Here are three techniques I use with images to help me make better slides.
Darkening Images
I use this technique a lot in my own slides, and indeed apply to making graphics, posters, thumbnails, and videos too. You take your desired picture (using pictures is good, relevant images help people learn) and then you reduce the brightness in PowerPoint in order to be able to write a relevant sentence or two on top. You retain the value of the picture, your words are clearly legible, and your slide looks extra stylish because it contains no filled (or semi-transparent) text boxes.
So here's a nice image, but it's too busy for text to be easily readable:
Here's the same thing darkened. To do this, right-click on the image and choose Format Picture, then find the Brightness and Contrast menu: this is in different places depending on which version of PowerPoint you're on. Then slide the Brightness slider to the left until you get a happy compromise between the picture being dark enough to write on in white, and light enough to still be easy to see and to work as a supporting image.
Like this:
I use this technique all the time in presentations and training materials, much of the time first showing the image in its orignal state then on the next slide the darkened version. Often I also use the Blur effect on the image to make the text even clearer against the background.
The Rule of Thirds
The Rule of Thirds is not something I'm very good at explaining, but it is something I find very interesting... It's around what makes an image particularly interesting or arresting, and I'll point you towards Ruth Jenkins' excellent blog post about it for a proper explanation.
A really short version is: images are most pleasing when the subjects are arranged on the (invisible) lines of division if you were to divide the space into thirds vertically and physically.
From a purely practical point of view, it relates to slides in that images which conform to the rule of thirds don't have anything in their dead centre. This is great for slides because it leaves a nice 'copy-space' for us to write in - whereas images where the subject is bang in the middle are really hard to use in presentations because there's nowhere convenient for the text to go.
So let's say you're talking about mobile phone use. The image in the darkening example above is a perfectly nice picture of a phone - but the focus of the image, the phone itself, is right in the middle of the frame. So our caption, though nicely readable against the darkened background, obscures the phone somewhat.
Here's another shot of the same person holding the same phone - this time the rule of thirds is applied. I've put in the division lines to make it clearer.
So the subjects are on the division lines - in this case, the lady holding the phone and the phone itself. Our slide is about mobile phone use so the photographer has done some of the work for us by putting the phone in focus and everything else not.
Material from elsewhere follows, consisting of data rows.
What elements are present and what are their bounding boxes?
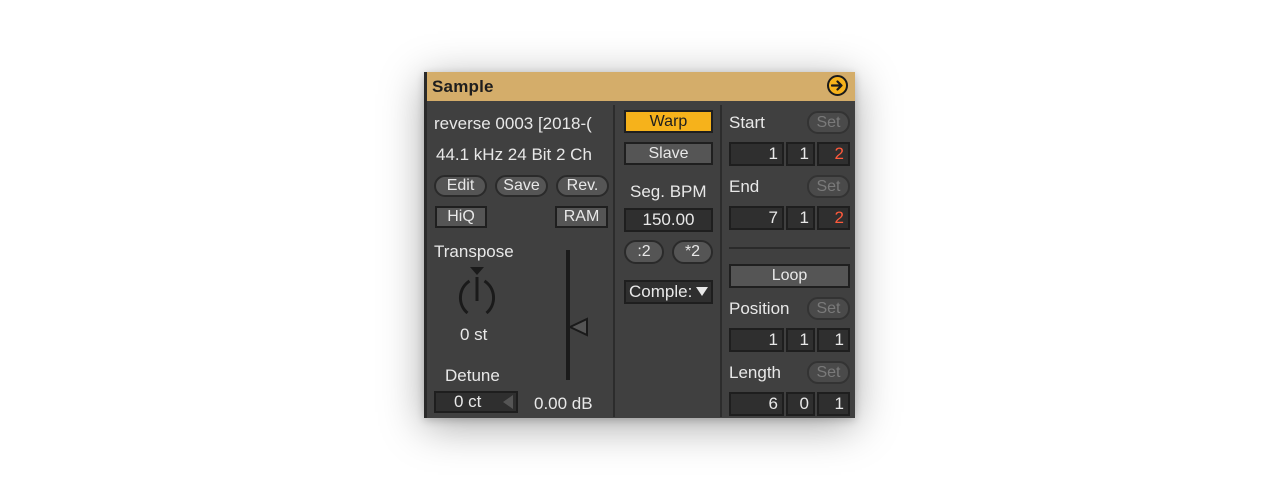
detune-field[interactable]: 0 ct bbox=[434, 391, 518, 413]
position-beats-field[interactable]: 1 bbox=[786, 328, 815, 352]
warp-mode-value: Comple: bbox=[629, 282, 693, 301]
detune-label: Detune bbox=[445, 366, 500, 385]
start-sixteenths-field[interactable]: 2 bbox=[817, 142, 850, 166]
column-divider bbox=[720, 105, 722, 417]
column-divider bbox=[613, 105, 615, 417]
transpose-label: Transpose bbox=[434, 242, 514, 261]
device-body: reverse 0003 [2018-( 44.1 kHz 24 Bit 2 C… bbox=[424, 101, 855, 418]
warp-mode-dropdown[interactable]: Comple: bbox=[624, 280, 713, 304]
start-set-button[interactable]: Set bbox=[807, 111, 850, 134]
start-bars-field[interactable]: 1 bbox=[729, 142, 784, 166]
transpose-knob[interactable] bbox=[447, 265, 507, 325]
length-set-button[interactable]: Set bbox=[807, 361, 850, 384]
arrow-right-circle-icon bbox=[831, 80, 843, 91]
length-sixteenths-field[interactable]: 1 bbox=[817, 392, 850, 416]
hiq-toggle[interactable]: HiQ bbox=[435, 206, 487, 228]
sample-device-panel: Sample reverse 0003 [2018-( 44.1 kHz 24 … bbox=[424, 72, 855, 418]
seg-bpm-label: Seg. BPM bbox=[630, 182, 707, 201]
position-label: Position bbox=[729, 299, 790, 318]
detune-value: 0 ct bbox=[454, 392, 482, 411]
slave-toggle[interactable]: Slave bbox=[624, 142, 713, 165]
transpose-value: 0 st bbox=[460, 325, 488, 344]
volume-slider-track[interactable] bbox=[566, 250, 570, 380]
warp-toggle[interactable]: Warp bbox=[624, 110, 713, 133]
sample-name: reverse 0003 [2018-( bbox=[434, 114, 592, 133]
end-sixteenths-field[interactable]: 2 bbox=[817, 206, 850, 230]
sample-format: 44.1 kHz 24 Bit 2 Ch bbox=[436, 145, 592, 164]
length-label: Length bbox=[729, 363, 781, 382]
halve-tempo-button[interactable]: :2 bbox=[624, 240, 664, 264]
position-sixteenths-field[interactable]: 1 bbox=[817, 328, 850, 352]
hotswap-button[interactable] bbox=[827, 75, 848, 96]
position-set-button[interactable]: Set bbox=[807, 297, 850, 320]
volume-slider-handle-icon[interactable] bbox=[568, 317, 590, 337]
ram-toggle[interactable]: RAM bbox=[555, 206, 608, 228]
section-divider bbox=[729, 247, 850, 249]
triangle-left-icon bbox=[503, 395, 513, 409]
edit-button[interactable]: Edit bbox=[434, 175, 487, 197]
volume-value: 0.00 dB bbox=[534, 394, 593, 413]
device-title: Sample bbox=[432, 77, 494, 96]
start-label: Start bbox=[729, 113, 765, 132]
knob-arc-right bbox=[483, 279, 496, 315]
seg-bpm-field[interactable]: 150.00 bbox=[624, 208, 713, 232]
start-beats-field[interactable]: 1 bbox=[786, 142, 815, 166]
loop-toggle[interactable]: Loop bbox=[729, 264, 850, 288]
triangle-down-icon bbox=[696, 287, 708, 296]
end-beats-field[interactable]: 1 bbox=[786, 206, 815, 230]
end-set-button[interactable]: Set bbox=[807, 175, 850, 198]
end-bars-field[interactable]: 7 bbox=[729, 206, 784, 230]
position-bars-field[interactable]: 1 bbox=[729, 328, 784, 352]
device-title-bar[interactable]: Sample bbox=[424, 72, 855, 101]
end-label: End bbox=[729, 177, 760, 196]
length-beats-field[interactable]: 0 bbox=[786, 392, 815, 416]
save-button[interactable]: Save bbox=[495, 175, 548, 197]
reverse-button[interactable]: Rev. bbox=[556, 175, 609, 197]
knob-indicator-triangle-icon bbox=[470, 267, 484, 275]
double-tempo-button[interactable]: *2 bbox=[672, 240, 713, 264]
length-bars-field[interactable]: 6 bbox=[729, 392, 784, 416]
knob-arc-left bbox=[458, 279, 471, 315]
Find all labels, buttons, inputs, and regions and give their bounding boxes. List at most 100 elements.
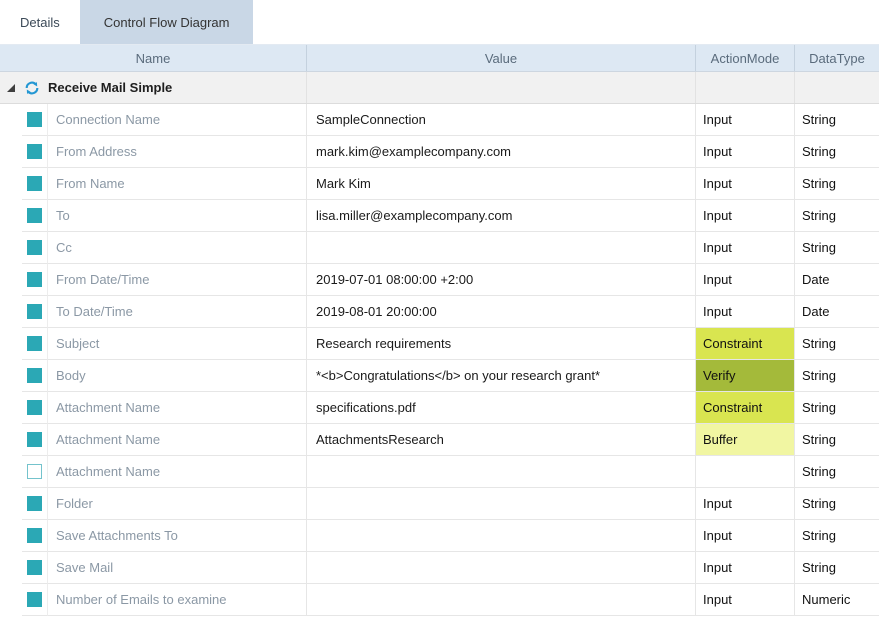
teal-checkbox-icon[interactable] [27,272,42,287]
teal-checkbox-icon[interactable] [27,304,42,319]
group-value-cell [307,72,696,103]
teal-checkbox-icon[interactable] [27,176,42,191]
table-row[interactable]: Tolisa.miller@examplecompany.comInputStr… [0,200,879,232]
column-header-value[interactable]: Value [307,45,696,71]
row-action-mode[interactable]: Input [696,104,795,136]
row-action-mode[interactable]: Input [696,232,795,264]
group-row-label: Receive Mail Simple [46,80,172,95]
tab-control-flow-diagram[interactable]: Control Flow Diagram [80,0,254,44]
row-data-type: String [795,168,879,200]
row-action-mode[interactable]: Input [696,200,795,232]
row-action-mode[interactable]: Input [696,488,795,520]
table-row[interactable]: From Addressmark.kim@examplecompany.comI… [0,136,879,168]
teal-checkbox-icon[interactable] [27,336,42,351]
column-header-name[interactable]: Name [0,45,307,71]
row-gutter [0,328,22,360]
row-action-mode[interactable]: Constraint [696,328,795,360]
row-action-mode[interactable] [696,456,795,488]
row-value[interactable]: SampleConnection [307,104,696,136]
row-data-type: String [795,104,879,136]
group-row[interactable]: Receive Mail Simple [0,72,879,104]
row-value[interactable]: specifications.pdf [307,392,696,424]
row-value[interactable]: lisa.miller@examplecompany.com [307,200,696,232]
row-value[interactable]: Mark Kim [307,168,696,200]
row-value[interactable] [307,552,696,584]
row-gutter [0,584,22,616]
table-row[interactable]: Attachment NameString [0,456,879,488]
empty-checkbox-icon[interactable] [27,464,42,479]
table-row[interactable]: Save MailInputString [0,552,879,584]
row-name: Attachment Name [48,392,307,424]
row-value[interactable] [307,488,696,520]
teal-checkbox-icon[interactable] [27,432,42,447]
row-value[interactable]: *<b>Congratulations</b> on your research… [307,360,696,392]
row-action-mode[interactable]: Buffer [696,424,795,456]
teal-checkbox-icon[interactable] [27,592,42,607]
table-row[interactable]: Number of Emails to examineInputNumeric [0,584,879,616]
table-body: Connection NameSampleConnectionInputStri… [0,104,879,616]
row-value[interactable] [307,584,696,616]
table-row[interactable]: FolderInputString [0,488,879,520]
row-value[interactable] [307,520,696,552]
row-action-mode[interactable]: Verify [696,360,795,392]
column-header-datatype[interactable]: DataType [795,45,879,71]
row-action-mode[interactable]: Input [696,264,795,296]
tab-details[interactable]: Details [0,0,80,44]
teal-checkbox-icon[interactable] [27,240,42,255]
table-row[interactable]: Attachment NameAttachmentsResearchBuffer… [0,424,879,456]
collapse-triangle-icon[interactable] [7,84,15,92]
row-action-mode[interactable]: Input [696,296,795,328]
row-value[interactable]: Research requirements [307,328,696,360]
checkbox-cell [22,168,48,200]
row-data-type: String [795,488,879,520]
group-actionmode-cell [696,72,795,103]
row-action-mode[interactable]: Input [696,520,795,552]
row-name: To Date/Time [48,296,307,328]
row-action-mode[interactable]: Input [696,552,795,584]
row-value[interactable]: mark.kim@examplecompany.com [307,136,696,168]
table-header: Name Value ActionMode DataType [0,44,879,72]
row-data-type: String [795,232,879,264]
teal-checkbox-icon[interactable] [27,496,42,511]
row-gutter [0,456,22,488]
checkbox-cell [22,232,48,264]
table-row[interactable]: Body*<b>Congratulations</b> on your rese… [0,360,879,392]
table-row[interactable]: From Date/Time2019-07-01 08:00:00 +2:00I… [0,264,879,296]
teal-checkbox-icon[interactable] [27,528,42,543]
teal-checkbox-icon[interactable] [27,144,42,159]
row-gutter [0,488,22,520]
row-name: To [48,200,307,232]
teal-checkbox-icon[interactable] [27,400,42,415]
row-name: From Name [48,168,307,200]
row-value[interactable] [307,456,696,488]
teal-checkbox-icon[interactable] [27,560,42,575]
table-row[interactable]: SubjectResearch requirementsConstraintSt… [0,328,879,360]
table-row[interactable]: CcInputString [0,232,879,264]
row-action-mode[interactable]: Input [696,136,795,168]
row-value[interactable]: 2019-07-01 08:00:00 +2:00 [307,264,696,296]
table-row[interactable]: Save Attachments ToInputString [0,520,879,552]
group-datatype-cell [795,72,879,103]
table-row[interactable]: From NameMark KimInputString [0,168,879,200]
teal-checkbox-icon[interactable] [27,112,42,127]
row-name: Save Mail [48,552,307,584]
row-action-mode[interactable]: Input [696,584,795,616]
row-name: From Date/Time [48,264,307,296]
column-header-actionmode[interactable]: ActionMode [696,45,795,71]
table-row[interactable]: Connection NameSampleConnectionInputStri… [0,104,879,136]
row-action-mode[interactable]: Constraint [696,392,795,424]
teal-checkbox-icon[interactable] [27,368,42,383]
row-name: Body [48,360,307,392]
row-value[interactable] [307,232,696,264]
row-data-type: Date [795,296,879,328]
row-action-mode[interactable]: Input [696,168,795,200]
row-value[interactable]: 2019-08-01 20:00:00 [307,296,696,328]
checkbox-cell [22,136,48,168]
row-data-type: String [795,136,879,168]
checkbox-cell [22,520,48,552]
teal-checkbox-icon[interactable] [27,208,42,223]
table-row[interactable]: To Date/Time2019-08-01 20:00:00InputDate [0,296,879,328]
row-name: Attachment Name [48,424,307,456]
row-value[interactable]: AttachmentsResearch [307,424,696,456]
table-row[interactable]: Attachment Namespecifications.pdfConstra… [0,392,879,424]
When we add our caption there's a natural space (again, on a vertical division line) to put the text.
So when picking out images for use in slides, you don't HAVE to think about the Rule of Thirds - but it certainly makes life easier if the subject isn't dead-centre in the picture.
Extending Images
Finally there's a technique which is a little bit more complicated but which allows you to manipulate images which you want to use but which aren't quite the right proportions for your slides.
Let's say you have a portrait image to fit into your landscape slide. You don't want to stretch the image because that will ruin it. If it's a busy image with a lot going on then it's best just to back-fill the rest of the slide with a block colour like black, white or grey, and write on that. But if the edge of your image is very simple - a picture of the sky for example - you can paste a second copy of your picture onto your slide, then use the crop tool to crop the second version to a tiny sliver of sky. Then you line up the sliver with the rest of your portrait-aligned picture, and stretch it to fill the slide completely. Your portrait image is now landscape.
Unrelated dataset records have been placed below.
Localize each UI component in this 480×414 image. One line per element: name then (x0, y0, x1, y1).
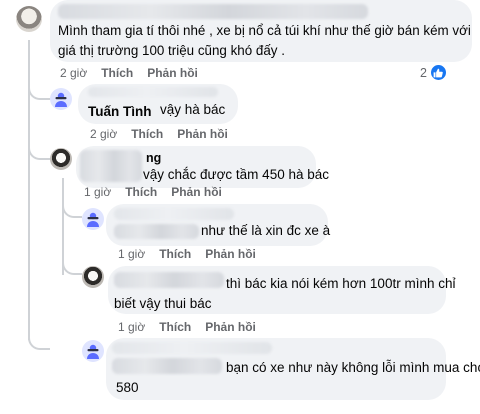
commenter-avatar[interactable] (50, 148, 72, 170)
redacted-name (112, 358, 222, 374)
like-link[interactable]: Thích (101, 66, 133, 80)
thread-connector-1 (28, 80, 50, 100)
like-thumb-icon (429, 64, 447, 81)
redacted-name (58, 4, 368, 19)
comment-text-line2: biết vậy thui bác (114, 296, 212, 311)
like-link[interactable]: Thích (131, 127, 163, 141)
comment-bubble: như thế là xin đc xe à (106, 204, 331, 246)
comment-text-line1: thì bác kia nói kém hơn 100tr mình chỉ (226, 276, 456, 291)
like-link[interactable]: Thích (125, 185, 157, 199)
person-silhouette-icon (87, 344, 99, 359)
comment-text-line2: giá thị trường 100 triệu cũng khó đấy . (58, 43, 285, 58)
reply-link[interactable]: Phản hồi (171, 185, 222, 199)
thread-connector-5 (28, 320, 50, 350)
reply-link[interactable]: Phản hồi (147, 66, 198, 80)
redacted-header (114, 208, 234, 220)
reply-link[interactable]: Phản hồi (205, 247, 256, 261)
comment-text-line1: bạn có xe như này không lỗi mình mua cho (226, 360, 480, 375)
like-link[interactable]: Thích (159, 247, 191, 261)
comment-text-line1: Mình tham gia tí thôi nhé , xe bị nổ cả … (58, 23, 471, 38)
comment-time[interactable]: 1 giờ (118, 320, 145, 334)
comment-meta: 2 giờ Thích Phản hồi (60, 66, 198, 80)
comment-time[interactable]: 1 giờ (84, 185, 111, 199)
comment-bubble: thì bác kia nói kém hơn 100tr mình chỉ b… (108, 266, 455, 314)
commenter-name[interactable]: Tuấn Tình (88, 104, 152, 119)
redacted-header (88, 87, 218, 97)
comment-time[interactable]: 2 giờ (90, 127, 117, 141)
commenter-avatar[interactable] (16, 6, 42, 32)
person-silhouette-icon (55, 92, 67, 107)
comment-text: như thế là xin đc xe à (201, 223, 331, 238)
thread-connector-2 (28, 140, 50, 160)
redacted-name (114, 224, 199, 239)
redacted-header (112, 342, 272, 354)
reaction-count: 2 (420, 65, 427, 80)
comment-bubble: Tuấn Tình vậy hà bác (78, 84, 238, 124)
redacted-name (80, 150, 142, 182)
comment-bubble: bạn có xe như này không lỗi mình mua cho… (106, 338, 480, 400)
reply-link[interactable]: Phản hồi (205, 320, 256, 334)
reply-link[interactable]: Phản hồi (177, 127, 228, 141)
comment-meta: 1 giờ Thích Phản hồi (118, 247, 256, 261)
commenter-name-partial[interactable]: ng (146, 151, 161, 165)
redacted-name (114, 272, 224, 288)
commenter-avatar[interactable] (50, 88, 72, 110)
comment-meta: 1 giờ Thích Phản hồi (84, 185, 222, 199)
thread-connector-4 (62, 255, 82, 275)
comment-meta: 2 giờ Thích Phản hồi (90, 127, 228, 141)
commenter-avatar[interactable] (82, 340, 104, 362)
reaction-summary[interactable]: 2 (420, 64, 447, 81)
comment-bubble: Mình tham gia tí thôi nhé , xe bị nổ cả … (50, 0, 472, 62)
comment-text-line2: 580 (116, 380, 139, 395)
comment-text: vậy hà bác (160, 102, 226, 117)
thread-connector-3 (62, 198, 82, 218)
comment-bubble: ng vậy chắc được tầm 450 hà bác (76, 146, 329, 188)
like-link[interactable]: Thích (159, 320, 191, 334)
comment-time[interactable]: 1 giờ (118, 247, 145, 261)
commenter-avatar[interactable] (82, 208, 104, 230)
commenter-avatar[interactable] (82, 266, 104, 288)
person-silhouette-icon (87, 212, 99, 227)
comment-text: vậy chắc được tầm 450 hà bác (143, 167, 329, 182)
comment-meta: 1 giờ Thích Phản hồi (118, 320, 256, 334)
comment-time[interactable]: 2 giờ (60, 66, 87, 80)
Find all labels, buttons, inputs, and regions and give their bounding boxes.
In the example below I've used this technique to apply the Rule of Thirds to an image with a centred subject. Here's the original picture:
As you can see, the moon is bang in the middle, making it trickier to write anything big enough for people at the back of a lecture hall to read and still keep the slide looking coherent.
So we paste in the second version, crop, and stretch to extend:
Hopefully you'll agree this is literally seamless - you can't see the point at which the old image ends and the extended, cropped version begins.
I hope you can use one or more of the techniques above in your slides, and good luck!
All of the images used in these examples are Creative Commons Zero - they can be used, remixed, modified and so on without attribution. I sourced them via finda.photo.